Most Common Word

easy hash-map string counting

Problem

Given a paragraph and a list of banned words, return the most frequent word that is not in the banned list. The answer is guaranteed to be unique and words are case-insensitive.

Input

paragraph = "Bob hit a ball, the hit BALL flew far after it was hit."
banned = ["hit"]

Output"ball"

"hit" occurs 3 times but is banned; "ball" occurs 2 times (case-insensitive) and is not banned.

input

import re
from collections import Counter

def mostCommonWord(paragraph, banned):
    words = re.findall(r"[a-z]+", paragraph.lower())
    banned_set = set(banned)
    counts = Counter(w for w in words if w not in banned_set)
    return counts.most_common(1)[0][0]

function mostCommonWord(paragraph, banned) {
  const words = paragraph.toLowerCase().match(/[a-z]+/g) || [];
  const ban = new Set(banned);
  const counts = new Map();
  for (const w of words) {
    if (!ban.has(w)) counts.set(w, (counts.get(w) || 0) + 1);
  }
  let best = "", bestCount = 0;
  for (const [w, c] of counts) if (c > bestCount) { best = w; bestCount = c; }
  return best;
}

import java.util.*;
class Solution {
  public String mostCommonWord(String paragraph, String[] banned) {
    Set<String> ban = new HashSet<>(Arrays.asList(banned));
    Map<String,Integer> counts = new HashMap<>();
    String best = ""; int bestCount = 0;
    for (String w : paragraph.toLowerCase().split("[^a-z]+")) {
      if (w.isEmpty() || ban.contains(w)) continue;
      int c = counts.getOrDefault(w, 0) + 1;
      counts.put(w, c);
      if (c > bestCount) { best = w; bestCount = c; }
    }
    return best;
  }
}

#include <bits/stdc++.h>
using namespace std;
class Solution {
public:
    string mostCommonWord(string paragraph, vector<string>& banned) {
        unordered_set<string> ban(banned.begin(), banned.end());
        unordered_map<string,int> counts;
        string best, cur;
        int bestCount = 0;
        for (char &c : paragraph) c = isalpha(c) ? tolower(c) : ' ';
        stringstream ss(paragraph);
        while (ss >> cur) {
            if (ban.count(cur)) continue;
            if (++counts[cur] > bestCount) { bestCount = counts[cur]; best = cur; }
        }
        return best;
    }
};

Explanation

The goal is the most frequent word that is not banned. The clean way is to break the paragraph into plain words, ignore the banned ones, and tally the rest.

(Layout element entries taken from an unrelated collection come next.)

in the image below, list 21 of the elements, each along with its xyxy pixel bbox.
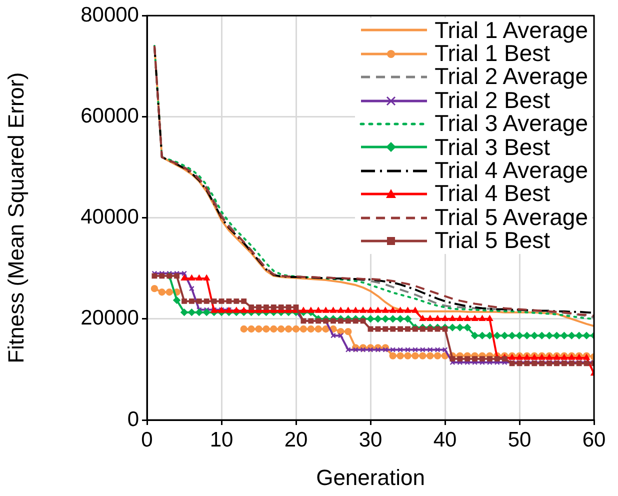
- legend-label: Trial 3 Best: [434, 134, 550, 160]
- y-tick-label: 0: [127, 408, 139, 431]
- x-tick-label: 60: [582, 428, 606, 452]
- y-tick-label: 60000: [80, 104, 139, 128]
- legend-label: Trial 3 Average: [434, 110, 588, 136]
- y-tick-label: 80000: [80, 3, 139, 26]
- y-tick-label: 20000: [80, 306, 139, 330]
- y-axis-title: Fitness (Mean Squared Error): [3, 72, 28, 364]
- legend-label: Trial 5 Average: [434, 204, 588, 230]
- x-tick-label: 10: [210, 428, 234, 452]
- legend-label: Trial 1 Best: [434, 40, 550, 66]
- y-tick-label: 40000: [80, 206, 139, 229]
- x-tick-label: 30: [358, 428, 382, 452]
- x-tick-label: 40: [433, 428, 457, 452]
- legend-label: Trial 5 Best: [434, 227, 550, 254]
- legend-label: Trial 1 Average: [434, 16, 588, 43]
- x-axis-title: Generation: [316, 464, 425, 490]
- x-tick-label: 50: [508, 428, 532, 452]
- legend-label: Trial 2 Best: [434, 86, 550, 113]
- legend-label: Trial 2 Average: [434, 63, 588, 90]
- x-tick-label: 20: [284, 428, 308, 452]
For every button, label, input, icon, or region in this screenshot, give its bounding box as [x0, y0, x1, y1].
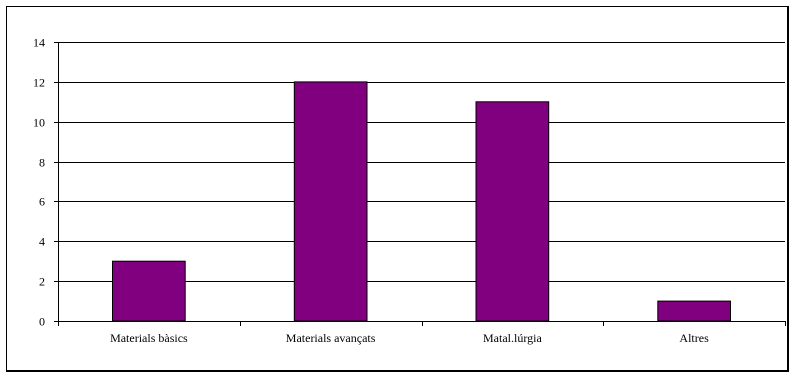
bars: [112, 81, 731, 322]
bar-3: [657, 300, 731, 322]
y-tick-label-2: 2: [39, 275, 45, 289]
x-tick-label-3: Altres: [679, 331, 709, 345]
axes: [54, 42, 786, 326]
y-tick-label-10: 10: [33, 116, 45, 130]
y-tick-label-0: 0: [39, 315, 45, 329]
y-tick-label-12: 12: [33, 76, 45, 90]
gridlines: [58, 42, 785, 282]
y-tick-labels: 0 2 4 6 8 10 12 14: [33, 36, 45, 329]
y-tick-label-6: 6: [39, 195, 45, 209]
y-tick-label-14: 14: [33, 36, 45, 50]
bar-0: [112, 260, 186, 322]
bar-2: [475, 101, 550, 322]
x-tick-labels: Materials bàsics Materials avançats Matal.…: [110, 331, 709, 345]
y-tick-label-8: 8: [39, 156, 45, 170]
x-tick-label-2: Matal.lúrgia: [483, 331, 542, 345]
bar-1: [293, 81, 368, 322]
x-tick-label-0: Materials bàsics: [110, 331, 188, 345]
y-tick-label-4: 4: [39, 235, 45, 249]
x-tick-label-1: Materials avançats: [286, 331, 376, 345]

First we lowercase the whole paragraph (the answer is case-insensitive) and use a regex [a-z]+ to pull out only letter-runs — this neatly strips punctuation like commas and periods.

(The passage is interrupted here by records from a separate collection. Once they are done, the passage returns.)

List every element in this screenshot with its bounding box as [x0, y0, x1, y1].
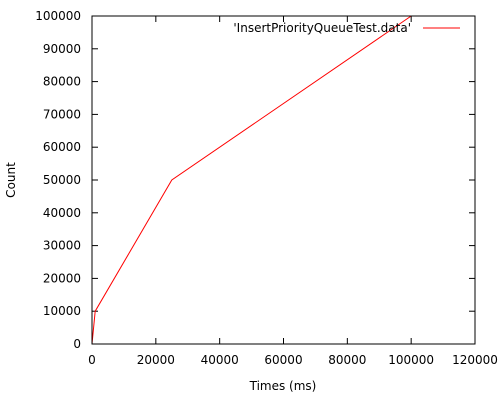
- x-tick-label-1: 20000: [137, 353, 175, 367]
- x-tick-label-6: 120000: [452, 353, 498, 367]
- x-tick-label-2: 40000: [201, 353, 239, 367]
- series-lines: [91, 15, 412, 345]
- legend-label: 'InsertPriorityQueueTest.data': [233, 21, 411, 35]
- y-tick-label-8: 80000: [43, 75, 81, 89]
- y-axis-label: Count: [4, 162, 18, 198]
- legend: 'InsertPriorityQueueTest.data': [233, 21, 460, 35]
- x-tick-label-4: 80000: [328, 353, 366, 367]
- y-tick-label-2: 20000: [43, 271, 81, 285]
- y-tick-label-10: 100000: [35, 9, 81, 23]
- tick-labels: 0 20000 40000 60000 80000 100000 120000 0 10000 2…: [35, 9, 498, 367]
- x-axis-label: Times (ms): [249, 379, 317, 393]
- y-tick-label-1: 10000: [43, 304, 81, 318]
- y-tick-label-3: 30000: [43, 239, 81, 253]
- y-tick-label-4: 40000: [43, 206, 81, 220]
- x-tick-label-3: 60000: [264, 353, 302, 367]
- series-line-0: [91, 15, 412, 345]
- x-tick-label-5: 100000: [388, 353, 434, 367]
- y-tick-label-9: 90000: [43, 42, 81, 56]
- y-tick-label-6: 60000: [43, 140, 81, 154]
- plot-area-border: [91, 15, 476, 345]
- y-tick-label-5: 50000: [43, 173, 81, 187]
- x-tick-label-0: 0: [88, 353, 96, 367]
- y-tick-label-7: 70000: [43, 107, 81, 121]
- axis-ticks: [91, 15, 476, 345]
- y-tick-label-0: 0: [73, 337, 81, 351]
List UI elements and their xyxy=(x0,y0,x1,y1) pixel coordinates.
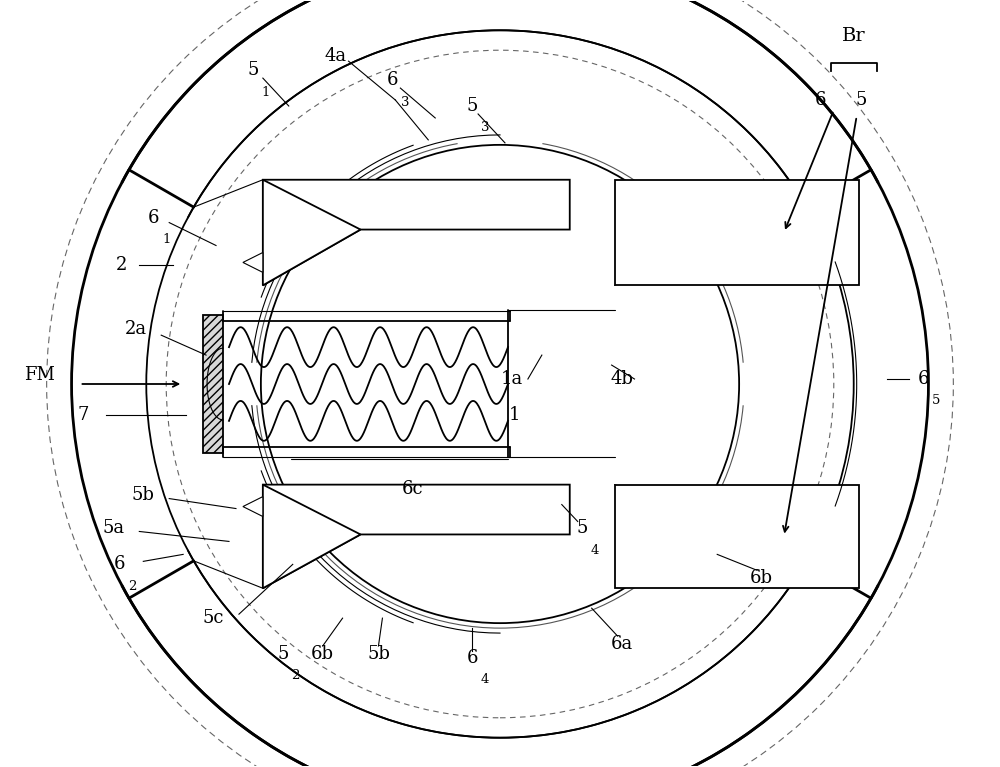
Text: 2: 2 xyxy=(128,580,137,593)
Text: 6: 6 xyxy=(148,209,159,226)
Text: 5: 5 xyxy=(932,394,941,407)
Polygon shape xyxy=(263,485,570,588)
Polygon shape xyxy=(243,496,263,516)
Text: 5c: 5c xyxy=(202,609,224,627)
Text: Br: Br xyxy=(842,28,866,45)
Polygon shape xyxy=(615,485,859,588)
Text: 1: 1 xyxy=(162,233,170,246)
Polygon shape xyxy=(615,179,859,285)
Text: 5b: 5b xyxy=(367,645,390,663)
Text: 5: 5 xyxy=(855,91,866,109)
Text: 5b: 5b xyxy=(132,486,155,504)
Polygon shape xyxy=(203,315,223,453)
Text: 6: 6 xyxy=(114,555,125,574)
Text: 5: 5 xyxy=(277,645,288,663)
Polygon shape xyxy=(263,179,361,285)
Text: 4: 4 xyxy=(481,673,489,686)
Text: 6: 6 xyxy=(466,649,478,667)
Text: 6b: 6b xyxy=(311,645,334,663)
Text: 6b: 6b xyxy=(750,569,773,588)
Text: 1: 1 xyxy=(509,406,521,424)
Text: 2a: 2a xyxy=(125,320,147,338)
Text: 2: 2 xyxy=(292,670,300,683)
Text: 5: 5 xyxy=(466,97,478,115)
Text: 6: 6 xyxy=(387,71,398,89)
Text: 5: 5 xyxy=(576,519,587,538)
Text: 6c: 6c xyxy=(402,479,423,498)
Text: 3: 3 xyxy=(481,121,489,134)
Text: 6: 6 xyxy=(815,91,827,109)
Text: 1a: 1a xyxy=(501,370,523,388)
Text: 2: 2 xyxy=(116,256,127,275)
Polygon shape xyxy=(263,179,570,285)
Text: 7: 7 xyxy=(78,406,89,424)
Text: 5a: 5a xyxy=(102,519,124,538)
Text: FM: FM xyxy=(24,366,55,384)
Text: 6a: 6a xyxy=(610,635,633,653)
Text: 4a: 4a xyxy=(325,48,347,65)
Text: 6: 6 xyxy=(918,370,929,388)
Text: 5: 5 xyxy=(247,61,259,79)
Polygon shape xyxy=(263,485,361,588)
Polygon shape xyxy=(243,252,263,272)
Text: 4b: 4b xyxy=(610,370,633,388)
Text: 4: 4 xyxy=(590,544,599,557)
Text: 1: 1 xyxy=(262,86,270,98)
Text: 3: 3 xyxy=(401,96,410,108)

We put the banned words into a set for instant membership checks, then count each remaining word in a hash map (Counter in Python). Finally we read off the word with the highest count.

Example: "Bob hit a ball, the hit BALL flew far after it was hit." with banned = ["hit"]. The word hit appears 3 times but is banned and skipped; ball appears twice (case-insensitive) and wins, so the answer is "ball".

Because each word is counted once and lookups in the set and map are constant time, this runs in a single pass over the text.

Time: O(P + B) Space: O(P + B)